I have two dedicated servers and no hardware firewall. I'd like to forward all requests that come into the primary server on port 1008 to be fulfilled by another dedicated server on the same network. I know I need to set up some kind of TCP proxy, but I first heard of IPTables yesterday. Any quick tips?

A: 

First off I would recommend you get a firewall in place. I've used Shorewall for a long time to manage iptables and it is pretty easy to configure. Second if you use something like Shorewall there are easy guides on how to do DNAT (port fowarding).

carson
+2  A: 

The easiest way is to use something which is just a TCP proxy. It is possible to achieve this using iptables, but not easy.

It is easy to forward requests from A intended for B to C (using DNAT) but harder to get C's responses to go back to A via B (because DNAT does not change the sender address). A would then ignore the responses as they'd be coming from C rather than B.

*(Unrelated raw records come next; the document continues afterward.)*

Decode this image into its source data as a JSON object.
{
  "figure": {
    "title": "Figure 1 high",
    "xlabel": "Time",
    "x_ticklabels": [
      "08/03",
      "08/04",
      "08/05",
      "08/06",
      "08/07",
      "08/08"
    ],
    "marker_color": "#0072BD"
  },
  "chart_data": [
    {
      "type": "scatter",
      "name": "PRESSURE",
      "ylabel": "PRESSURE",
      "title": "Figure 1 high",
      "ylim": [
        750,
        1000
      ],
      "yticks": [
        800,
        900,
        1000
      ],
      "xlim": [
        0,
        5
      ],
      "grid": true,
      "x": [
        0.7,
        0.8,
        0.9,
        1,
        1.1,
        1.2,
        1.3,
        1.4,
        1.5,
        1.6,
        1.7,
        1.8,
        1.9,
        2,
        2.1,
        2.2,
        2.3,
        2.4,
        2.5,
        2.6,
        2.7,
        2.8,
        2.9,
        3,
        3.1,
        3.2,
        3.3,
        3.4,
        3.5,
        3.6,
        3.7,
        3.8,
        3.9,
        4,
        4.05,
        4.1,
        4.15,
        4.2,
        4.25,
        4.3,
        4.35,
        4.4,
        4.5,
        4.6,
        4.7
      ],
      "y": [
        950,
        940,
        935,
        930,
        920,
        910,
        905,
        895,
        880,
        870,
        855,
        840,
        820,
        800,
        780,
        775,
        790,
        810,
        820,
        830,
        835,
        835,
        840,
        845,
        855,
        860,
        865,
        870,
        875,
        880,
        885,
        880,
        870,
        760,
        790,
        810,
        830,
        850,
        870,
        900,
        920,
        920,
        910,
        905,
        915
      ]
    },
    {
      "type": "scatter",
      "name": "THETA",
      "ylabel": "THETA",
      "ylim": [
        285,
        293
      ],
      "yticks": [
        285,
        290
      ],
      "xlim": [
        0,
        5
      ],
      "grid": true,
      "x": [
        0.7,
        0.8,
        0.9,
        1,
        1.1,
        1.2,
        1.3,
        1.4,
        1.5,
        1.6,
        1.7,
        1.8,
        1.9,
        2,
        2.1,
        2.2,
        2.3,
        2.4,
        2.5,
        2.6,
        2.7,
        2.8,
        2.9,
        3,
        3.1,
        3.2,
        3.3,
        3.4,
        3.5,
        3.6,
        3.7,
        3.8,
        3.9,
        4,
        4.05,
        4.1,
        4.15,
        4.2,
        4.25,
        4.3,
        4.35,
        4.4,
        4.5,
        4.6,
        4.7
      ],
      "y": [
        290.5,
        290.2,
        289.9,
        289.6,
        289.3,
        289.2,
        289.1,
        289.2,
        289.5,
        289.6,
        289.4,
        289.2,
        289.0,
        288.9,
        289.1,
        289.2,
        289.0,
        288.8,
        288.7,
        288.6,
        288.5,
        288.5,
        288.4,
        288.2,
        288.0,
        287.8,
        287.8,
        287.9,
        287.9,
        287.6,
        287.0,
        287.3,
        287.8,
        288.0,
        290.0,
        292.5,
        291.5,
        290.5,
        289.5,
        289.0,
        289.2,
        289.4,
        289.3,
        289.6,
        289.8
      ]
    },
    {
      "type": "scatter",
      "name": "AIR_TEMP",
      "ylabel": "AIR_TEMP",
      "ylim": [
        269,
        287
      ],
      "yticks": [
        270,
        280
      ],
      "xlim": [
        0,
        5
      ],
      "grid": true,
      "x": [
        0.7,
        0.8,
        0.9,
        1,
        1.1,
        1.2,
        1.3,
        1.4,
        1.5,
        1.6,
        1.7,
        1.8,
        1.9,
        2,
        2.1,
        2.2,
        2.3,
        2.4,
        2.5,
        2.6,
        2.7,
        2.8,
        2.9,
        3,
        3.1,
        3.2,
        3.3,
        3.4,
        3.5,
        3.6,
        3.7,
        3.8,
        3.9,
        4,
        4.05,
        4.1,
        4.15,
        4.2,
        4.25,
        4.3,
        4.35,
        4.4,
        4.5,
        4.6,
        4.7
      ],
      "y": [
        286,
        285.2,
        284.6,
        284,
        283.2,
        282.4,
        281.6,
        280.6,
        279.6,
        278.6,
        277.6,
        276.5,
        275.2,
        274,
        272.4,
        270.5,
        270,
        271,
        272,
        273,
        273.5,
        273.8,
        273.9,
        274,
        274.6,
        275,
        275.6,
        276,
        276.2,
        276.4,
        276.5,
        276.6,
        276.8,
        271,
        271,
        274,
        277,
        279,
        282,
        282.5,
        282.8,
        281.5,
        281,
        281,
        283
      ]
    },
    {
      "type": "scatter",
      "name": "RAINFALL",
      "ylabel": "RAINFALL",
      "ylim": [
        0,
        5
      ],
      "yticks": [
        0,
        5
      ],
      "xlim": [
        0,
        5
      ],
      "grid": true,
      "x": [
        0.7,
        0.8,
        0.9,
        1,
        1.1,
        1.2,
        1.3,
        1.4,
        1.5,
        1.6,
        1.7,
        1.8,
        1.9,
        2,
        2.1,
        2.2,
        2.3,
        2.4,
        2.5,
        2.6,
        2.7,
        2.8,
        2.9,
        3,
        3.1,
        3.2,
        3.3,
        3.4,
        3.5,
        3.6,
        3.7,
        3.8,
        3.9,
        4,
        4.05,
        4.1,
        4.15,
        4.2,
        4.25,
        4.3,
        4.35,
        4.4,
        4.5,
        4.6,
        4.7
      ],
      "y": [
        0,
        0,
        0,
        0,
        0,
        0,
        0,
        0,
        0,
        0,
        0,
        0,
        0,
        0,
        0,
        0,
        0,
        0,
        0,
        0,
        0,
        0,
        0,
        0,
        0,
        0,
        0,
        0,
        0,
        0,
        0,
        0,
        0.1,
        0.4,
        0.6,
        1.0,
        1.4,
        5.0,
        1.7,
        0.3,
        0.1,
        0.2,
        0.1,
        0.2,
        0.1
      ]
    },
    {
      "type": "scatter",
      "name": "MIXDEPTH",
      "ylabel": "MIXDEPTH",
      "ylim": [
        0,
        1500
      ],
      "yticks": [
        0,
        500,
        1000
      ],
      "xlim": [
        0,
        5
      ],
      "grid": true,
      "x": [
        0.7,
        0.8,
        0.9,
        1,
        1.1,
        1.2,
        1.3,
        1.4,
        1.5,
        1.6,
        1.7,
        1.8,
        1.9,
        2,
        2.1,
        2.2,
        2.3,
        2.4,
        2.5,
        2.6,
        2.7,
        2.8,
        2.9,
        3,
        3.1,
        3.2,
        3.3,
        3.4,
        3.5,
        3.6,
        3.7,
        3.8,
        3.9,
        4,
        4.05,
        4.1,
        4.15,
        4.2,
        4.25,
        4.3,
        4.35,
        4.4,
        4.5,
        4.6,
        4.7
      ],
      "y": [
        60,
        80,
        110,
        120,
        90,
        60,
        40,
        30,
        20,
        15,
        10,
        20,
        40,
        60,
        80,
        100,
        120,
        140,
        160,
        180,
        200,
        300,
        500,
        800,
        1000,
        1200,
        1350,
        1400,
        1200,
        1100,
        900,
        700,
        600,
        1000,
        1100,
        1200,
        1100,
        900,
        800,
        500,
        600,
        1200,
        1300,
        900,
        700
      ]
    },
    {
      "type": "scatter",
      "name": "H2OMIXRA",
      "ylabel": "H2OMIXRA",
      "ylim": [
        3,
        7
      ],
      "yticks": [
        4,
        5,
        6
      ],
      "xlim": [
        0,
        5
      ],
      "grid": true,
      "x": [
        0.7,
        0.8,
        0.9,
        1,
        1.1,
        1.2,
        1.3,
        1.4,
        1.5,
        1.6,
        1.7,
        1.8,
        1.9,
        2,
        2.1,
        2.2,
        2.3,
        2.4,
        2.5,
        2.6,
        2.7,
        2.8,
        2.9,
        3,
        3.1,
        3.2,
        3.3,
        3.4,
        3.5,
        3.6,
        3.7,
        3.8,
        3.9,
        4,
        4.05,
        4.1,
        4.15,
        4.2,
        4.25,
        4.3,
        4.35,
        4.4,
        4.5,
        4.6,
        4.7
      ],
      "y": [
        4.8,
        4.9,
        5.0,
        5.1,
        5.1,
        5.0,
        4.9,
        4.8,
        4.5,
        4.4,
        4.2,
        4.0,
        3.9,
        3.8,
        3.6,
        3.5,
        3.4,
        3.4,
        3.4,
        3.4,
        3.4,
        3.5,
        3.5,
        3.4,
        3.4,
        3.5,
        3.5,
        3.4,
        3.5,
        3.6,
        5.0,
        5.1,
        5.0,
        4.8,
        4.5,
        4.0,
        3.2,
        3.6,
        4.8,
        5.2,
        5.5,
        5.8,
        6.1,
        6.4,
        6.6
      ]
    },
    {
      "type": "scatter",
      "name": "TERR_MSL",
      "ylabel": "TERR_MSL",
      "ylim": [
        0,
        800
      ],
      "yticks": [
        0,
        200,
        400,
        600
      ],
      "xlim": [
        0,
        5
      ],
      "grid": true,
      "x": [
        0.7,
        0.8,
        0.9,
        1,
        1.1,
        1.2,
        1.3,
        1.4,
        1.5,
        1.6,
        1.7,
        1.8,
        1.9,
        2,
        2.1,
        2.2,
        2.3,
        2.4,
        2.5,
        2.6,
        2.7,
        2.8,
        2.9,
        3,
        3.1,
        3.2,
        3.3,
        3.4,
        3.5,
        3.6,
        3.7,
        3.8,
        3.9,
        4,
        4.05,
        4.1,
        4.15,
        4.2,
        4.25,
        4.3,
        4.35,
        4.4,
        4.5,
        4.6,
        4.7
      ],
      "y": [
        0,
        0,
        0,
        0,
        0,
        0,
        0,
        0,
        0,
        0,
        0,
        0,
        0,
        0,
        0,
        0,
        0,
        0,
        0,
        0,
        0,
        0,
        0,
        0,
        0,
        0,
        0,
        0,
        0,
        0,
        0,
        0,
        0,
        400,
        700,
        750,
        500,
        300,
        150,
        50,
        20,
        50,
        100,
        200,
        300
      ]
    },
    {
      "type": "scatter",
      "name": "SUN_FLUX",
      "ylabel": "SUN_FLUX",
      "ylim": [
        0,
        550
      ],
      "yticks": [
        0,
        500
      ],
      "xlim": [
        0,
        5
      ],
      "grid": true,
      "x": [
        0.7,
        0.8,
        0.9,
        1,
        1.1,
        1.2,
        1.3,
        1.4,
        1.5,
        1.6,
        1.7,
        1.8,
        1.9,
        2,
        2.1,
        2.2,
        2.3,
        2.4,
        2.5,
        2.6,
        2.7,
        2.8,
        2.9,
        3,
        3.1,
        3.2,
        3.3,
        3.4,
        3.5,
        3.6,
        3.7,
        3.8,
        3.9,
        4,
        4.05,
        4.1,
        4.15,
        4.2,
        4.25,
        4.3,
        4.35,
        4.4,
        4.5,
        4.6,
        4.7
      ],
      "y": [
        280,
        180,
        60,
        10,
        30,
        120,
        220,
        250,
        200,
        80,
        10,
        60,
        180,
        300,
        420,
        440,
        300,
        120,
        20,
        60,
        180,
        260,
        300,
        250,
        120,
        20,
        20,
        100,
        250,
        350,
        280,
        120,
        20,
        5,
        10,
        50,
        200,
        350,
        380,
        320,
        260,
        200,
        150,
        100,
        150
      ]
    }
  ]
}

Essentially the way of doing it would be to set up B as C's default gateway, and using forwarding, however, this places an additional point of failure in B; if B fails, C's outbound traffic (including responses to requests sent to C directly) would end up going down a black hole.

Using IPtables it is possible without this routing trick I think, but you'd need to have the same connection SNAT'd and DNAT'd, which is tricky at best.

Normally in such situations, most people put another host (firewall) in front of the two machines and have it make DNAT decisions - of course this introduces a point of failure as well, which is why in critical setups, the firewall typically has a rendundant backup (its configuration is synchronised and sometimes its connection tracking table is)

MarkR
A: 

Carson is right: put a bridging firewall between servers and clients. Shorewall (IP tables) can then redirect traffic to different ports and different machines.

With the firewall being a bridge, you don't have to change your network settings, yet the bridge interface has to be assigned one IP address of each network clients and servers are in. Else the redirection won't work.

Caveat: the machine where the connection originally was pointed to has to be online (means: its IP address has to be in use), else the redirect won't work.

If the redirection is meant as a means of failover for high-availability, I would consider a load balancer (cluster) instead of the firewall, which leads to linux virtual server (for a general approach) or to a load balancer software like Apache (with mod proxy_balancer), balance or pount (if only http request are to be balanced). There's also hardware appliances like from f5 for load balancing.